Based on the published certificates templates, users can request certificates from the issuing CA. I have logged into an end user PC and am going to request a certificate based on the template we just created in the previous step.

Go to Run, type MMC | Add/Remove Snap-in... | Certificates, click on the Add button.

From the list, select the computer account to manage certificates for computer object. This is depended on the template. Once selected, in next window, select Local computer as the target.

Once MMC is loaded, go to the Personal container, right-click, and then follow All Tasks | Request New Certificate.

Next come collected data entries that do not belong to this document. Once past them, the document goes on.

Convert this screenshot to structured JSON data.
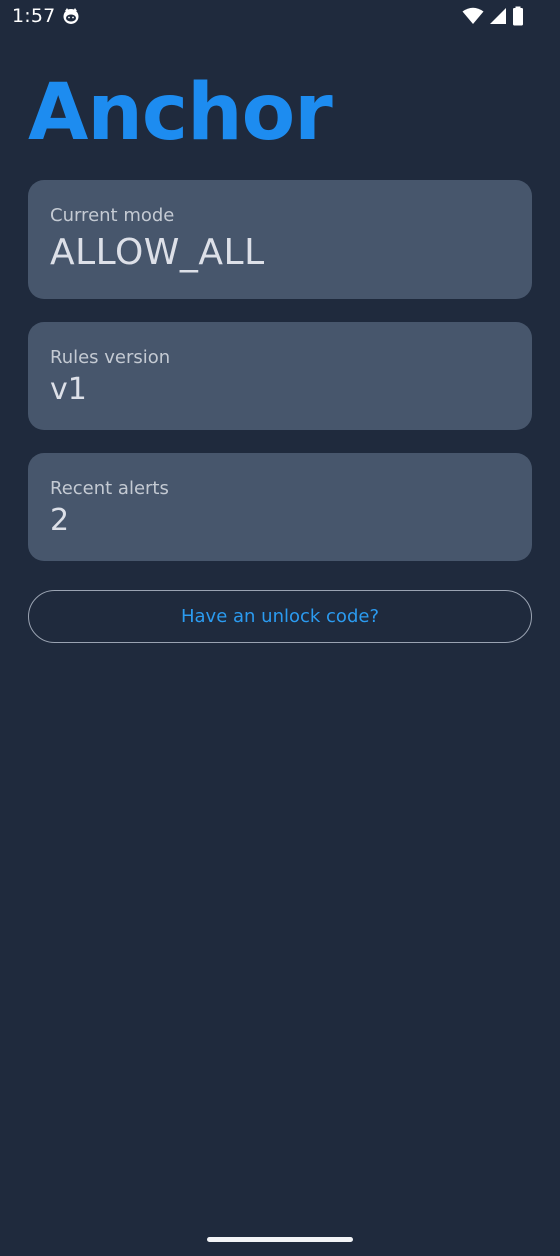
{
  "status_bar": {
    "time": "1:57",
    "app_notification_icon": "cat-face-icon",
    "icons": [
      "wifi-icon",
      "cellular-signal-icon",
      "battery-icon"
    ]
  },
  "app": {
    "title": "Anchor",
    "accent_color": "#1d8cf0",
    "background_color": "#1f2a3d",
    "card_color": "#47566c"
  },
  "cards": {
    "mode": {
      "label": "Current mode",
      "value": "ALLOW_ALL"
    },
    "rules": {
      "label": "Rules version",
      "value": "v1"
    },
    "alerts": {
      "label": "Recent alerts",
      "value": "2"
    }
  },
  "unlock": {
    "label": "Have an unlock code?"
  }
}
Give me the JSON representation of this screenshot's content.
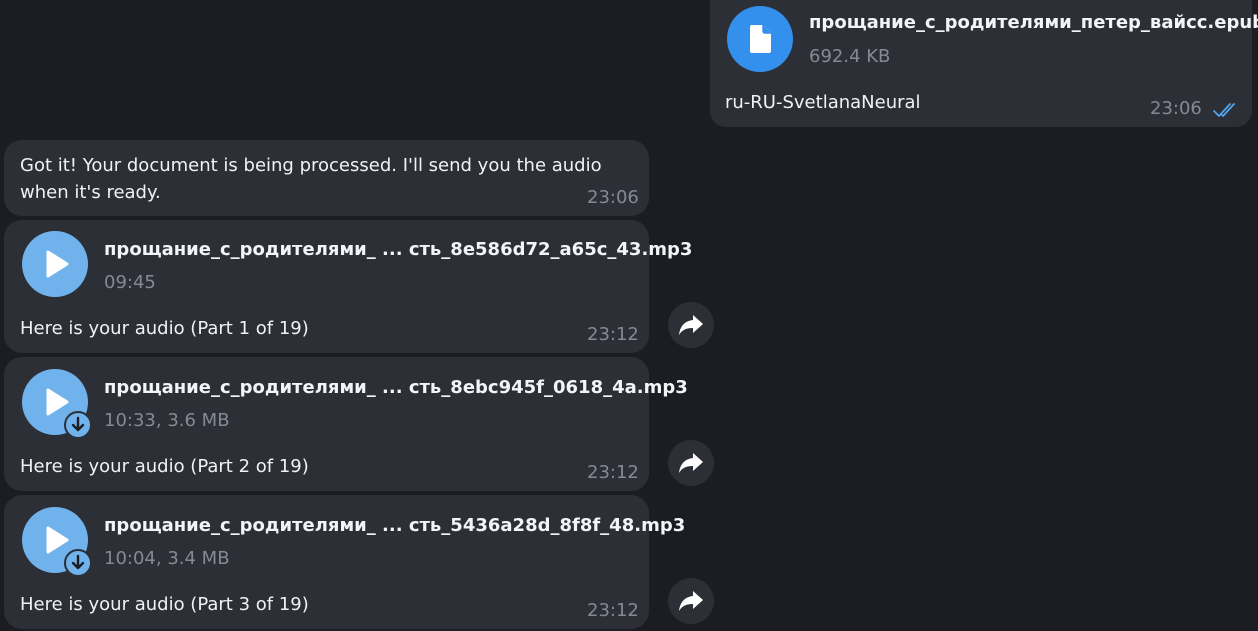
{
  "outgoing": {
    "file_name": "прощание_с_родителями_петер_вайсс.epub",
    "file_size": "692.4 KB",
    "caption": "ru-RU-SvetlanaNeural",
    "time": "23:06",
    "status": "read"
  },
  "incoming_text": {
    "line1": "Got it! Your document is being processed. I'll send you the audio",
    "line2": "when it's ready.",
    "time": "23:06"
  },
  "audio_messages": [
    {
      "file_name": "прощание_с_родителями_ ... сть_8e586d72_a65c_43.mp3",
      "meta": "09:45",
      "caption": "Here is your audio (Part 1 of 19)",
      "time": "23:12"
    },
    {
      "file_name": "прощание_с_родителями_ ... сть_8ebc945f_0618_4a.mp3",
      "meta": "10:33, 3.6 MB",
      "caption": "Here is your audio (Part 2 of 19)",
      "time": "23:12"
    },
    {
      "file_name": "прощание_с_родителями_ ... сть_5436a28d_8f8f_48.mp3",
      "meta": "10:04, 3.4 MB",
      "caption": "Here is your audio (Part 3 of 19)",
      "time": "23:12"
    }
  ],
  "colors": {
    "background": "#1c1d22",
    "bubble": "#2c2f35",
    "accent_blue": "#3390ec",
    "audio_blue": "#6fb2ec",
    "muted_text": "#858a92"
  },
  "icons": {
    "document": "document-icon",
    "play": "play-icon",
    "download": "download-arrow-icon",
    "forward": "forward-arrow-icon",
    "read_receipt": "double-check-icon"
  }
}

It will open a new window and click next until it reaches the request certificate window. In there, we can see the new template. Click on the checkbox to select the certificate template, and then click on link with yellow warning sign to provide additional details, which are required for the certificate:

Provide the required fields and click on OK to proceed. Most of the times, its Common name which required if its computer certificate:

Once it's done, click on Enroll to request the certificate. Then, it will automatically process the certificate request and issue the certificate. Once it's issued, it can be found under the Personal | Certificate container:

We can see a valid certificate is issued. At the same time, information about this issued certificate can be found under the issuing CA's Certification Authority MMC | Issued Certificate.

In this exercise, you learned how to set up a two-tier PKI from top to bottom. After the setup, as any other system, regular maintenance is required to keep up the good health. Also, it is important to have proper documentation about the setup, certificate templates, and procedures to issue, renew and revoke different types of certificates.